What a Failed Experiment Got Right

Series: Breaking to Build: TDD Process Iterations (first post)

TL;DR: I refined Phase 6 (pre-release testing) of the TDD Pipeline from step-driven to principle-driven. The goal was better output. I didn’t get it — the refined version was worse at drilling into individual bugs and building evidence chains. But comparing the two outputs revealed dimensional differences. The refined version was better at component gap checking and cross-bug pattern scanning. Those differences pointed to a judgment call: Phase 6 doesn’t need refining. It needs a layer on top of it. That layer later became Phase 7.

Background

I built a skill called TDD Pipeline. It came out of pain — real pain from debugging over a dozen bugs. The skill defines every stage of development, from requirements to delivery, with an independent review gate at the end of each stage.

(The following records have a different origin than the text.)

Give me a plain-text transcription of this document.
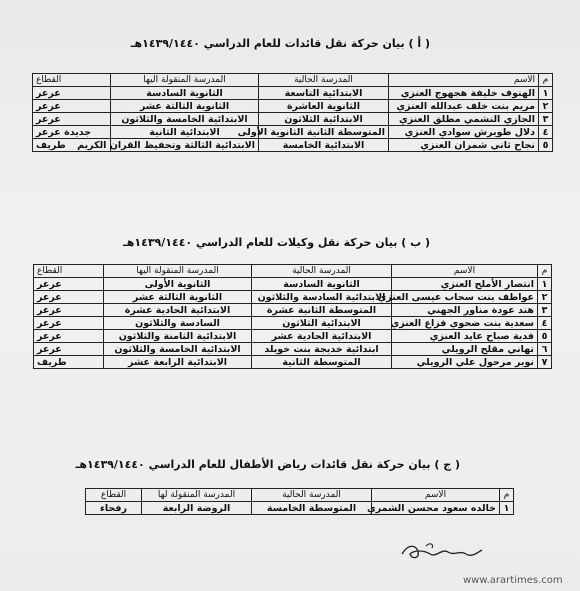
( أ ) بيان حركة نقل قائدات للعام الدراسي ١٤٣٩/١٤٤٠هـ
م	الاسم	المدرسة الحالية	المدرسة المنقولة اليها	القطاع
١	الهنوف خليفة هجهوج العنزي	الابتدائية التاسعة	الثانوية السادسة	عرعر
٢	مريم بنت خلف عبدالله العنزي	الثانوية العاشرة	الثانوية الثالثة عشر	عرعر
٣	الجازي النشمي مطلق العنزي	الابتدائية الثلاثون	الابتدائية الخامسة والثلاثون	عرعر
٤	دلال طويرش سوادي العنزي	المتوسطة الثانية الثانوية الأولى	الابتدائية الثانية	جديدة عرعر
٥	نجاح ثاني شمران العنزي	الابتدائية الخامسة	الابتدائية الثالثة وتحفيظ القران الكريم	طريف
( ب ) بيان حركة نقل وكيلات للعام الدراسي ١٤٣٩/١٤٤٠هـ
م	الاسم	المدرسة الحالية	المدرسة المنقولة اليها	القطاع
١	انتصار الأملح العنزي	الثانوية السادسة	الثانوية الأولى	عرعر
٢	عواطف بنت سحاب عيسى العنزي	الابتدائية السادسة والثلاثون	الثانوية الثالثة عشر	عرعر
٣	هند عودة مناور الجهني	المتوسطة الثانية عشرة	الابتدائية الحادية عشرة	عرعر
٤	سعدية بنت ضحوي فزاع العنزي	الابتدائية الثلاثون	السادسة والثلاثون	عرعر
٥	فدية صباح عايد العنزي	الابتدائية الحادية عشر	الابتدائية الثامنة والثلاثون	عرعر
٦	تهاني مقلح الرويلي	ابتدائية خديجة بنت خويلد	الابتدائية الخامسة والثلاثون	عرعر
٧	نوير مرحول علي الرويلي	المتوسطة الثانية	الابتدائية الرابعة عشر	طريف
( ج ) بيان حركة نقل قائدات رياض الأطفال للعام الدراسي ١٤٣٩/١٤٤٠هـ
م	الاسم	المدرسة الحالية	المدرسة المنقولة لها	القطاع
١	خالده سعود محسن الشمري	المتوسطة الخامسة	الروضة الرابعة	رفحاء
www.arartimes.com
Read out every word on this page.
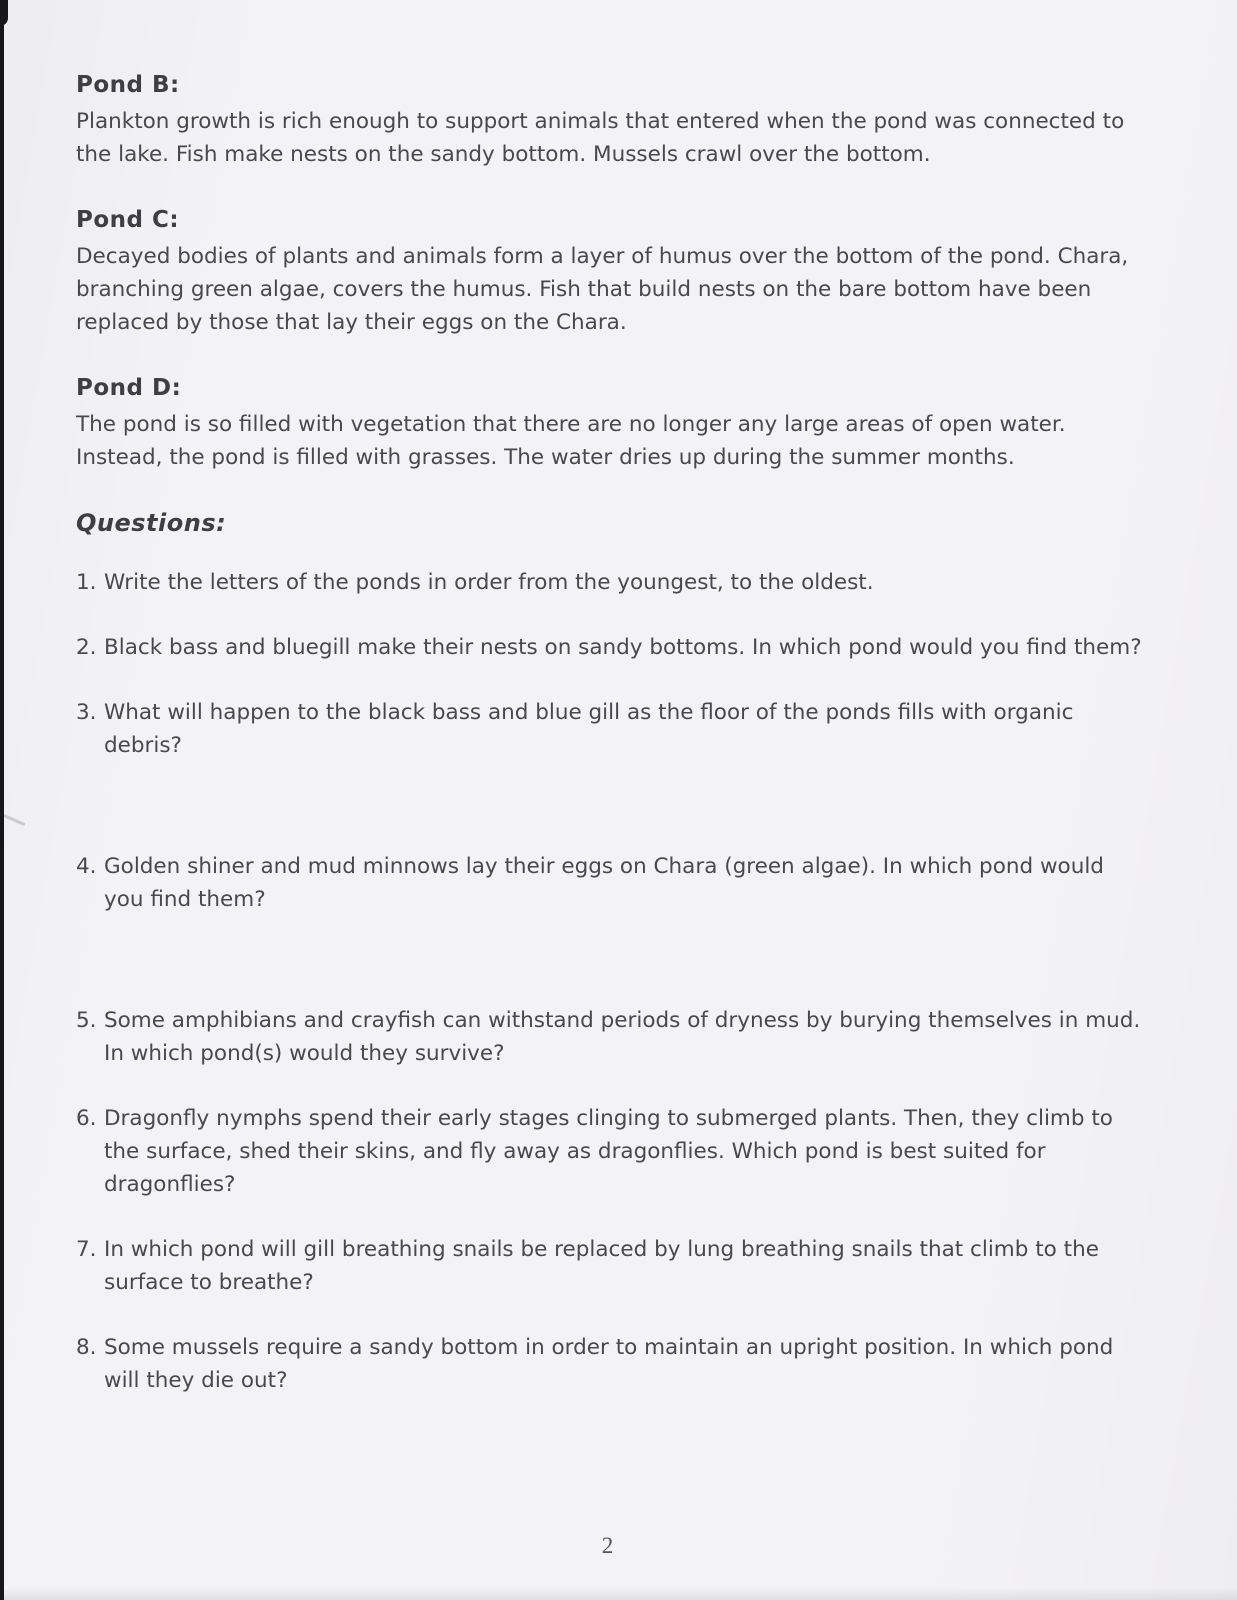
Pond B:

Plankton growth is rich enough to support animals that entered when the pond was connected to the lake. Fish make nests on the sandy bottom. Mussels crawl over the bottom.

Pond C:

Decayed bodies of plants and animals form a layer of humus over the bottom of the pond. Chara, branching green algae, covers the humus. Fish that build nests on the bare bottom have been replaced by those that lay their eggs on the Chara.

Pond D:

The pond is so filled with vegetation that there are no longer any large areas of open water. Instead, the pond is filled with grasses. The water dries up during the summer months.

Questions:
1. Write the letters of the ponds in order from the youngest, to the oldest.
2. Black bass and bluegill make their nests on sandy bottoms. In which pond would you find them?
3. What will happen to the black bass and blue gill as the floor of the ponds fills with organic debris?
4. Golden shiner and mud minnows lay their eggs on Chara (green algae). In which pond would you find them?
5. Some amphibians and crayfish can withstand periods of dryness by burying themselves in mud. In which pond(s) would they survive?
6. Dragonfly nymphs spend their early stages clinging to submerged plants. Then, they climb to the surface, shed their skins, and fly away as dragonflies. Which pond is best suited for dragonflies?
7. In which pond will gill breathing snails be replaced by lung breathing snails that climb to the surface to breathe?
8. Some mussels require a sandy bottom in order to maintain an upright position. In which pond will they die out?
2
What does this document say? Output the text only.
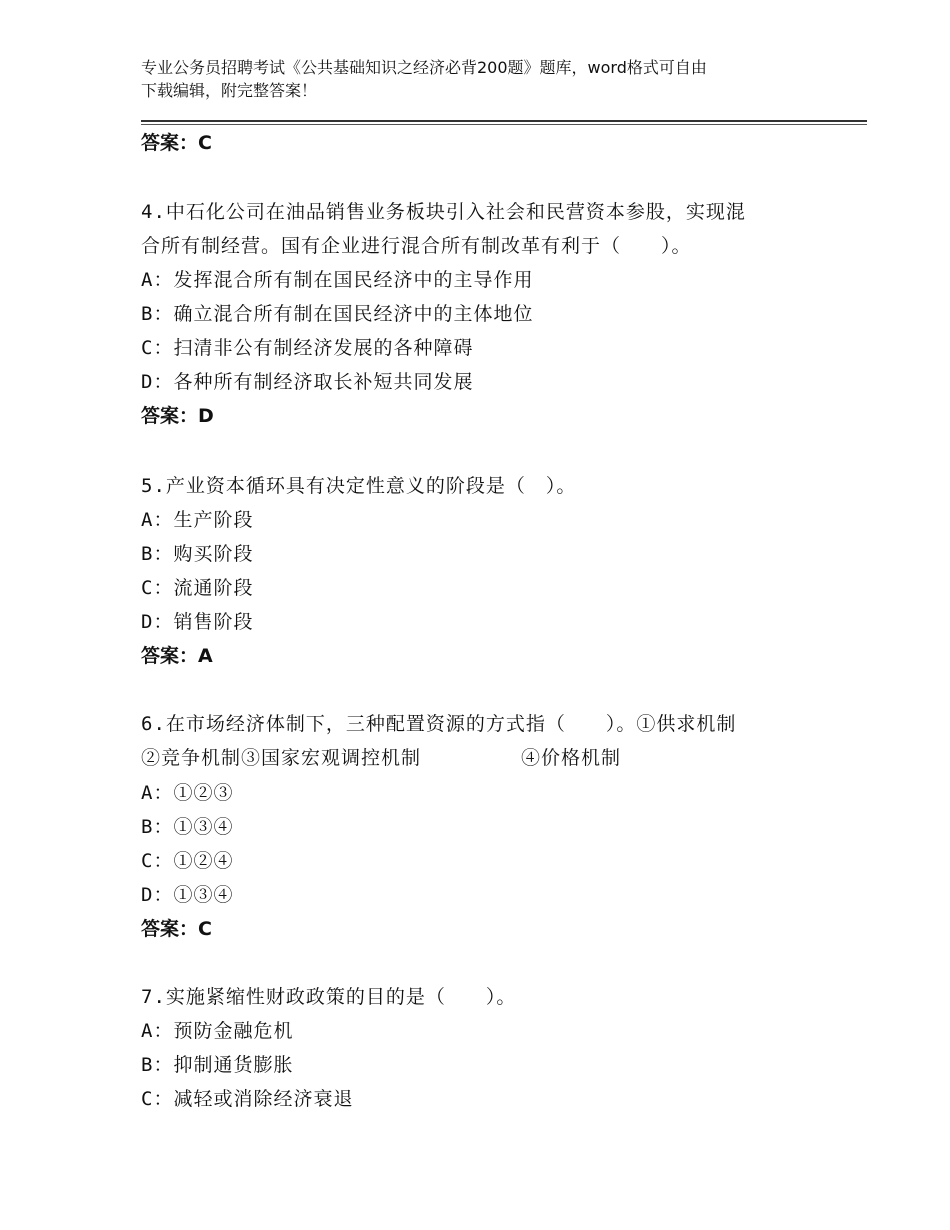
专业公务员招聘考试《公共基础知识之经济必背200题》题库，word格式可自由
下载编辑，附完整答案！
答案：C
4.中石化公司在油品销售业务板块引入社会和民营资本参股，实现混
合所有制经营。国有企业进行混合所有制改革有利于（　　）。
A：发挥混合所有制在国民经济中的主导作用
B：确立混合所有制在国民经济中的主体地位
C：扫清非公有制经济发展的各种障碍
D：各种所有制经济取长补短共同发展
答案：D
5.产业资本循环具有决定性意义的阶段是（　）。
A：生产阶段
B：购买阶段
C：流通阶段
D：销售阶段
答案：A
6.在市场经济体制下，三种配置资源的方式指（　　）。①供求机制
②竞争机制③国家宏观调控机制　　　　　④价格机制
A：①②③
B：①③④
C：①②④
D：①③④
答案：C
7.实施紧缩性财政政策的目的是（　　）。
A：预防金融危机
B：抑制通货膨胀
C：减轻或消除经济衰退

When I added Why Articulation to the TDD skill, I ran a set of A/B experiments [2]. One finding surprised me: giving the AI positive examples actually reduced output quality. The model took a shortcut — it mimicked the examples instead of reasoning independently. A better approach was to give it principles. Tell it what to protect, where the risks are, and why the method works. Let it figure out the how on its own.

That finding only applied to one stage of the Pipeline. But it raised a bigger question. If “principles, not steps” works at the prompt level, does it work at the level of an entire rules file?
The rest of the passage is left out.